A brief history of Times New Roman

Times New Roman gets its name from the Times of Lon­don, the British news­pa­per. In 1929, the Times hired typog­ra­pher Stan­ley Mori­son to cre­ate a new text font. Mori­son led the project, super­vis­ing Vic­tor Lar­dent, an adver­tis­ing artist for the Times, who drew the let­ter­forms.

Even when new, Times New Roman had its crit­ics. In his typo­graphic mem­oir, A Tally of Types, Mori­son good-naturedly imag­ined what William Mor­ris (respon­si­ble for the open­ing illus­tra­tion in page layout) might have said about it:As a new face it should, by the grace of God and the art of man, have been broad and open, gen­er­ous and ample; instead, by the vice of Mam­mon and the mis­ery of the machine, it is big­oted and nar­row, mean and puri­tan.”

Because it was used in a daily news­pa­per, the new font quickly became pop­u­lar among print­ers of the day. In the decades since, type­set­ting devices have evolved, but Times New Roman has always been one of the first fonts avail­able for each new device (includ­ing per­sonal com­put­ers). This, in turn, has only increased its reach.

Objec­tively, there’s noth­ing wrong with Times New Roman. It was designed for a news­pa­per, so it’s a bit nar­rower than most text fonts— espe­cially the bold style. (News­pa­pers pre­fer nar­row fonts because they fit more text per line.) The italic is mediocre. But those aren’t fatal flaws. Times New Roman is a work­horse font that’s been suc­cess­ful for a rea­son.

Yet it’s an open ques­tion whether its longevity is attrib­ut­able to its qual­ity or merely its ubiq­uity. Hel­vetica still inspires enough affec­tion to have been the sub­ject of a 2007 doc­u­men­tary fea­ture. Times New Roman, mean­while, has not attracted sim­i­lar acts of homage.

Why not? Fame has a dark side.

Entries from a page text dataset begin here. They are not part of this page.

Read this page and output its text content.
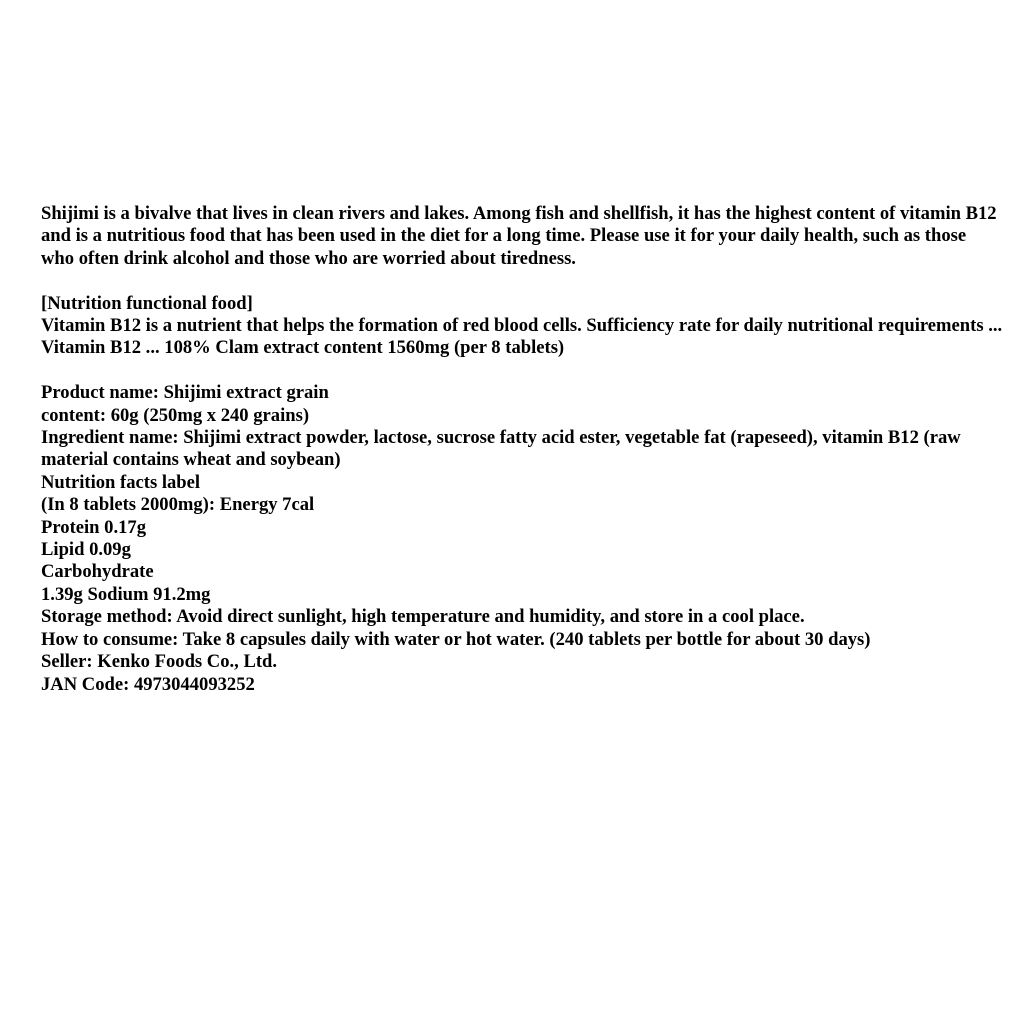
Shijimi is a bivalve that lives in clean rivers and lakes. Among fish and shellfish, it has the highest content of vitamin B12 and is a nutritious food that has been used in the diet for a long time. Please use it for your daily health, such as those who often drink alcohol and those who are worried about tiredness.

[Nutrition functional food]

Vitamin B12 is a nutrient that helps the formation of red blood cells. Sufficiency rate for daily nutritional requirements ... Vitamin B12 ... 108% Clam extract content 1560mg (per 8 tablets)

Product name: Shijimi extract grain

content: 60g (250mg x 240 grains)

Ingredient name: Shijimi extract powder, lactose, sucrose fatty acid ester, vegetable fat (rapeseed), vitamin B12 (raw material contains wheat and soybean)

Nutrition facts label

(In 8 tablets 2000mg): Energy 7cal

Protein 0.17g

Lipid 0.09g

Carbohydrate

1.39g Sodium 91.2mg

Storage method: Avoid direct sunlight, high temperature and humidity, and store in a cool place.

How to consume: Take 8 capsules daily with water or hot water. (240 tablets per bottle for about 30 days)

Seller: Kenko Foods Co., Ltd.

JAN Code: 4973044093252
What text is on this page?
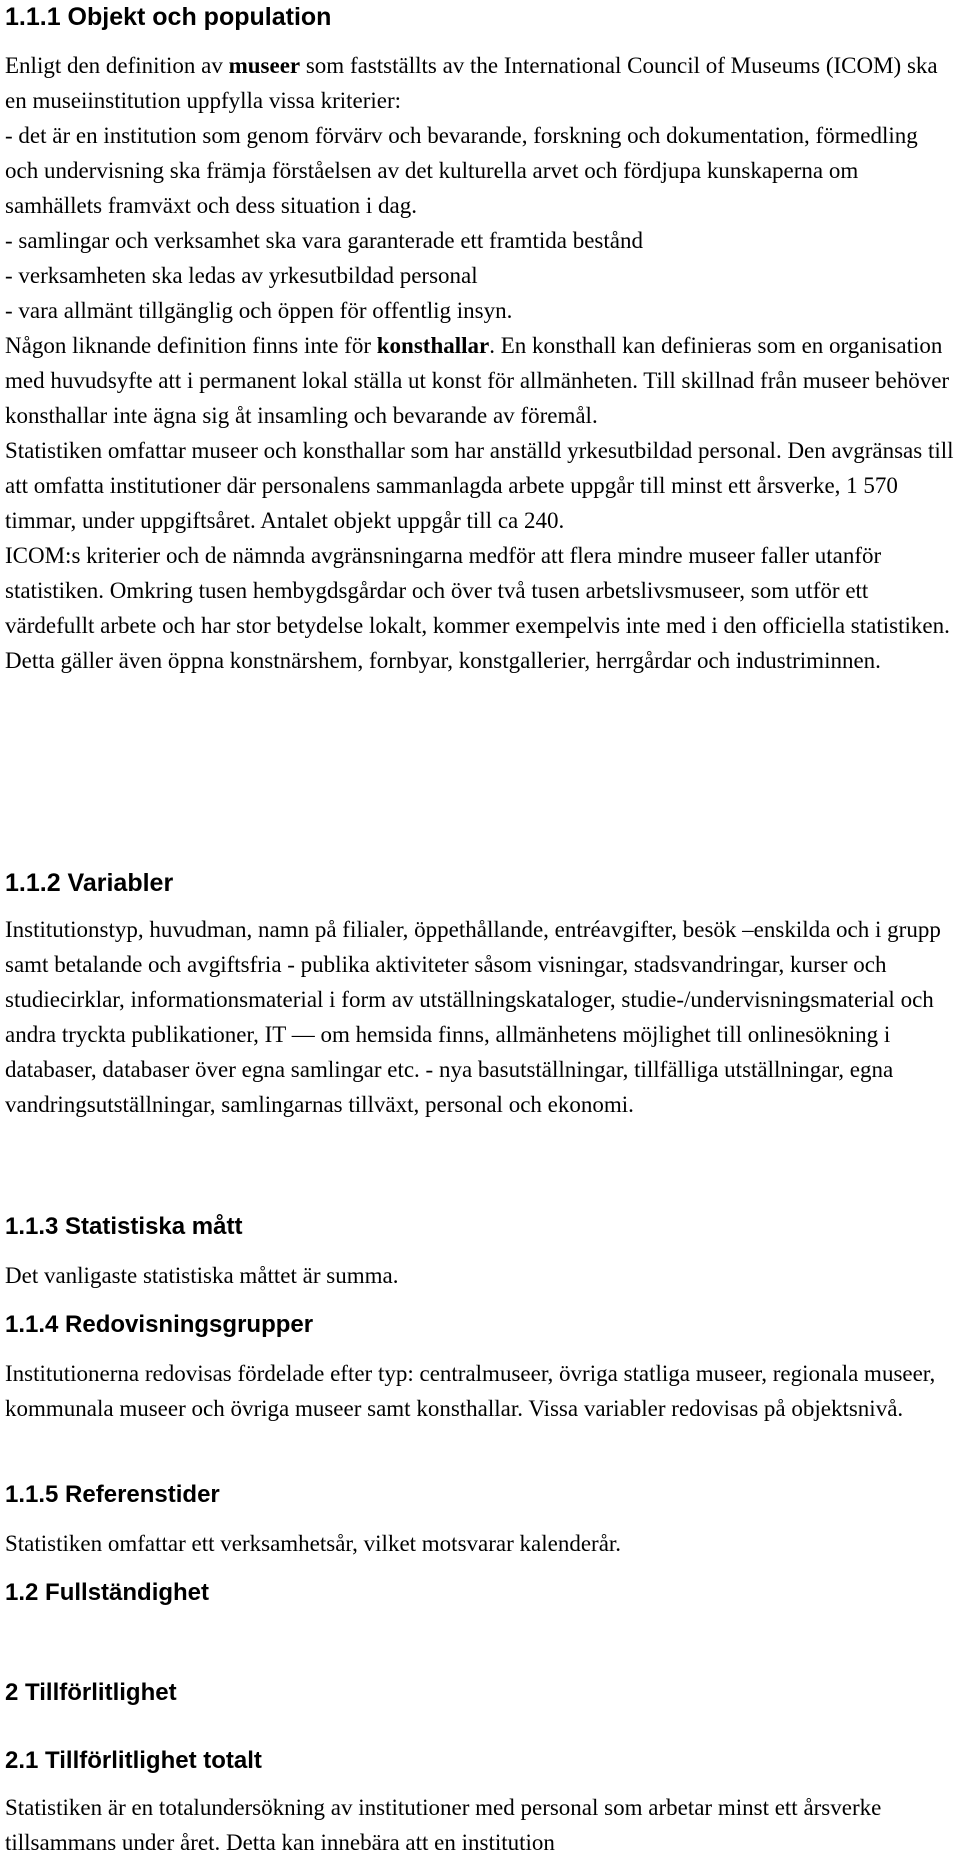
1.1.1 Objekt och population

Enligt den definition av museer som fastställts av the International Council of Museums (ICOM) ska en museiinstitution uppfylla vissa kriterier:
- det är en institution som genom förvärv och bevarande, forskning och dokumentation, förmedling och undervisning ska främja förståelsen av det kulturella arvet och fördjupa kunskaperna om samhällets framväxt och dess situation i dag.
- samlingar och verksamhet ska vara garanterade ett framtida bestånd
- verksamheten ska ledas av yrkesutbildad personal
- vara allmänt tillgänglig och öppen för offentlig insyn.
Någon liknande definition finns inte för konsthallar. En konsthall kan definieras som en organisation med huvudsyfte att i permanent lokal ställa ut konst för allmänheten. Till skillnad från museer behöver konsthallar inte ägna sig åt insamling och bevarande av föremål.
Statistiken omfattar museer och konsthallar som har anställd yrkesutbildad personal. Den avgränsas till att omfatta institutioner där personalens sammanlagda arbete uppgår till minst ett årsverke, 1 570 timmar, under uppgiftsåret. Antalet objekt uppgår till ca 240.
ICOM:s kriterier och de nämnda avgränsningarna medför att flera mindre museer faller utanför statistiken. Omkring tusen hembygdsgårdar och över två tusen arbetslivsmuseer, som utför ett värdefullt arbete och har stor betydelse lokalt, kommer exempelvis inte med i den officiella statistiken. Detta gäller även öppna konstnärshem, fornbyar, konstgallerier, herrgårdar och industriminnen.

1.1.2 Variabler

Institutionstyp, huvudman, namn på filialer, öppethållande, entréavgifter, besök –enskilda och i grupp samt betalande och avgiftsfria - publika aktiviteter såsom visningar, stadsvandringar, kurser och studiecirklar, informationsmaterial i form av utställningskataloger, studie-/undervisningsmaterial och andra tryckta publikationer, IT — om hemsida finns, allmänhetens möjlighet till onlinesökning i databaser, databaser över egna samlingar etc. - nya basutställningar, tillfälliga utställningar, egna vandringsutställningar, samlingarnas tillväxt, personal och ekonomi.

1.1.3 Statistiska mått

Det vanligaste statistiska måttet är summa.

1.1.4 Redovisningsgrupper

Institutionerna redovisas fördelade efter typ: centralmuseer, övriga statliga museer, regionala museer, kommunala museer och övriga museer samt konsthallar. Vissa variabler redovisas på objektsnivå.

1.1.5 Referenstider

Statistiken omfattar ett verksamhetsår, vilket motsvarar kalenderår.

1.2 Fullständighet
2 Tillförlitlighet
2.1 Tillförlitlighet totalt

Statistiken är en totalundersökning av institutioner med personal som arbetar minst ett årsverke tillsammans under året. Detta kan innebära att en institution
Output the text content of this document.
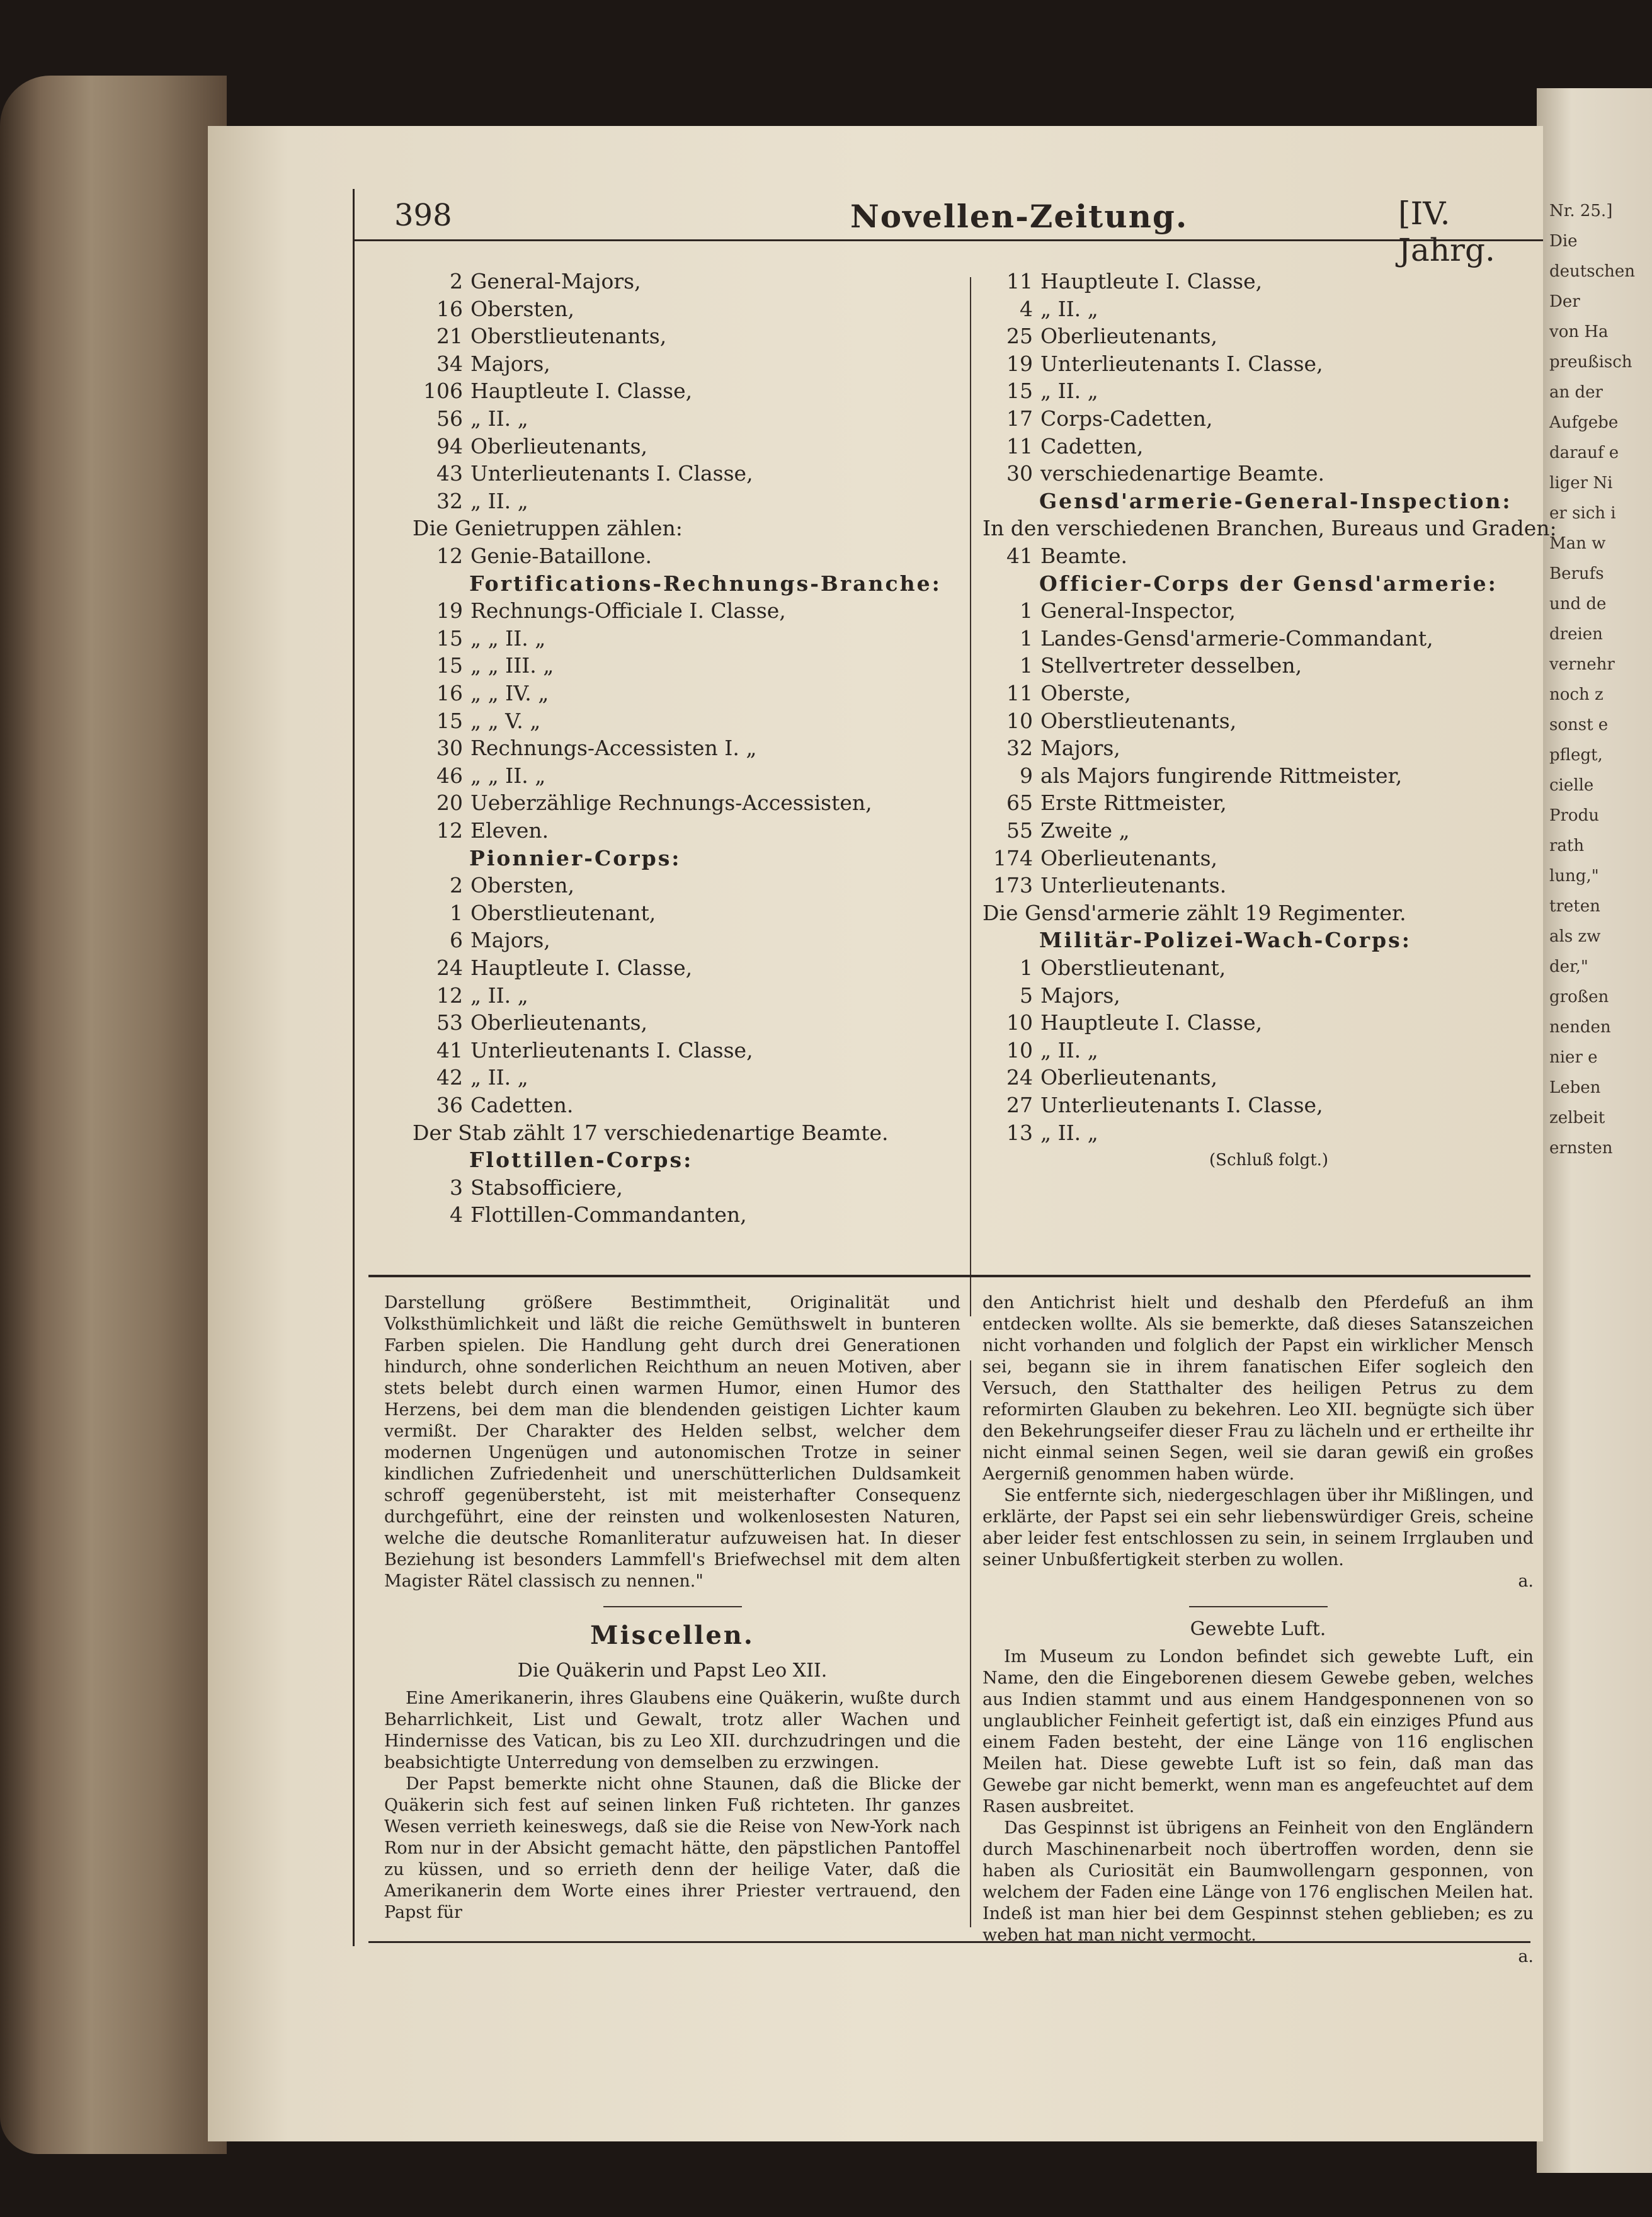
Nr. 25.]
Die
deutschen
Der
von Ha
preußisch
an der
Aufgebe
darauf e
liger Ni
er sich i
Man w
Berufs
und de
dreien
vernehr
noch z
sonst e
pflegt,
cielle
Produ
rath
lung,"
treten
als zw
der,"
großen
nenden
nier e
Leben
zelbeit
ernsten
398	Novellen-Zeitung.	[IV. Jahrg.
2 General-Majors,
16 Obersten,
21 Oberstlieutenants,
34 Majors,
106 Hauptleute I. Classe,
56 „ II. „
94 Oberlieutenants,
43 Unterlieutenants I. Classe,
32 „ II. „
Die Genietruppen zählen:
12 Genie-Bataillone.
Fortifications-Rechnungs-Branche:
19 Rechnungs-Officiale I. Classe,
15 „ „ II. „
15 „ „ III. „
16 „ „ IV. „
15 „ „ V. „
30 Rechnungs-Accessisten I. „
46 „ „ II. „
20 Ueberzählige Rechnungs-Accessisten,
12 Eleven.
Pionnier-Corps:
2 Obersten,
1 Oberstlieutenant,
6 Majors,
24 Hauptleute I. Classe,
12 „ II. „
53 Oberlieutenants,
41 Unterlieutenants I. Classe,
42 „ II. „
36 Cadetten.
Der Stab zählt 17 verschiedenartige Beamte.
Flottillen-Corps:
3 Stabsofficiere,
4 Flottillen-Commandanten,
11 Hauptleute I. Classe,
4 „ II. „
25 Oberlieutenants,
19 Unterlieutenants I. Classe,
15 „ II. „
17 Corps-Cadetten,
11 Cadetten,
30 verschiedenartige Beamte.
Gensd'armerie-General-Inspection:
In den verschiedenen Branchen, Bureaus und Graden:
41 Beamte.
Officier-Corps der Gensd'armerie:
1 General-Inspector,
1 Landes-Gensd'armerie-Commandant,
1 Stellvertreter desselben,
11 Oberste,
10 Oberstlieutenants,
32 Majors,
9 als Majors fungirende Rittmeister,
65 Erste Rittmeister,
55 Zweite „
174 Oberlieutenants,
173 Unterlieutenants.
Die Gensd'armerie zählt 19 Regimenter.
Militär-Polizei-Wach-Corps:
1 Oberstlieutenant,
5 Majors,
10 Hauptleute I. Classe,
10 „ II. „
24 Oberlieutenants,
27 Unterlieutenants I. Classe,
13 „ II. „
(Schluß folgt.)

Darstellung größere Bestimmtheit, Originalität und Volksthümlichkeit und läßt die reiche Gemüthswelt in bunteren Farben spielen. Die Handlung geht durch drei Generationen hindurch, ohne sonderlichen Reichthum an neuen Motiven, aber stets belebt durch einen warmen Humor, einen Humor des Herzens, bei dem man die blendenden geistigen Lichter kaum vermißt. Der Charakter des Helden selbst, welcher dem modernen Ungenügen und autonomischen Trotze in seiner kindlichen Zufriedenheit und unerschütterlichen Duldsamkeit schroff gegenübersteht, ist mit meisterhafter Consequenz durchgeführt, eine der reinsten und wolkenlosesten Naturen, welche die deutsche Romanliteratur aufzuweisen hat. In dieser Beziehung ist besonders Lammfell's Briefwechsel mit dem alten Magister Rätel classisch zu nennen."

Miscellen.

Die Quäkerin und Papst Leo XII.

Eine Amerikanerin, ihres Glaubens eine Quäkerin, wußte durch Beharrlichkeit, List und Gewalt, trotz aller Wachen und Hindernisse des Vatican, bis zu Leo XII. durchzudringen und die beabsichtigte Unterredung von demselben zu erzwingen.

Der Papst bemerkte nicht ohne Staunen, daß die Blicke der Quäkerin sich fest auf seinen linken Fuß richteten. Ihr ganzes Wesen verrieth keineswegs, daß sie die Reise von New-York nach Rom nur in der Absicht gemacht hätte, den päpstlichen Pantoffel zu küssen, und so errieth denn der heilige Vater, daß die Amerikanerin dem Worte eines ihrer Priester vertrauend, den Papst für

den Antichrist hielt und deshalb den Pferdefuß an ihm entdecken wollte. Als sie bemerkte, daß dieses Satanszeichen nicht vorhanden und folglich der Papst ein wirklicher Mensch sei, begann sie in ihrem fanatischen Eifer sogleich den Versuch, den Statthalter des heiligen Petrus zu dem reformirten Glauben zu bekehren. Leo XII. begnügte sich über den Bekehrungseifer dieser Frau zu lächeln und er ertheilte ihr nicht einmal seinen Segen, weil sie daran gewiß ein großes Aergerniß genommen haben würde.

Sie entfernte sich, niedergeschlagen über ihr Mißlingen, und erklärte, der Papst sei ein sehr liebenswürdiger Greis, scheine aber leider fest entschlossen zu sein, in seinem Irrglauben und seiner Unbußfertigkeit sterben zu wollen.

a.

Gewebte Luft.

Im Museum zu London befindet sich gewebte Luft, ein Name, den die Eingeborenen diesem Gewebe geben, welches aus Indien stammt und aus einem Handgesponnenen von so unglaublicher Feinheit gefertigt ist, daß ein einziges Pfund aus einem Faden besteht, der eine Länge von 116 englischen Meilen hat. Diese gewebte Luft ist so fein, daß man das Gewebe gar nicht bemerkt, wenn man es angefeuchtet auf dem Rasen ausbreitet.

Das Gespinnst ist übrigens an Feinheit von den Engländern durch Maschinenarbeit noch übertroffen worden, denn sie haben als Curiosität ein Baumwollengarn gesponnen, von welchem der Faden eine Länge von 176 englischen Meilen hat. Indeß ist man hier bei dem Gespinnst stehen geblieben; es zu weben hat man nicht vermocht.

a.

When Times New Roman appears in a book, doc­u­ment, or adver­tise­ment, it con­notes apa­thy. It says,I sub­mit­ted to the font of least resis­tance.” Times New Roman is not a font choice so much as the absence of a font choice, like the black­ness of deep space is not a color. To look at Times New Roman is to gaze into the void.

This is how Times New Roman accrued its rep­u­ta­tion as the default font of the legal pro­fes­sion—it’s the default font of every­thing. As a result, many law­yers erro­neously assume that courts demand 12-point Times New Roman. In fact, I’ve never found one that does. (But there is one notable court that for­bids it—see court opinions.) In gen­eral, law­yers keep using it not because they must, but because it’s famil­iar and entrenched—much like those obso­lete typewriter habits.

If you have a choice about using Times New Roman, please stop. You have plenty of bet­ter alter­na­tives—whether it’s a dif­fer­ent system font or one of the many pro­fes­sional fonts shown in this chap­ter.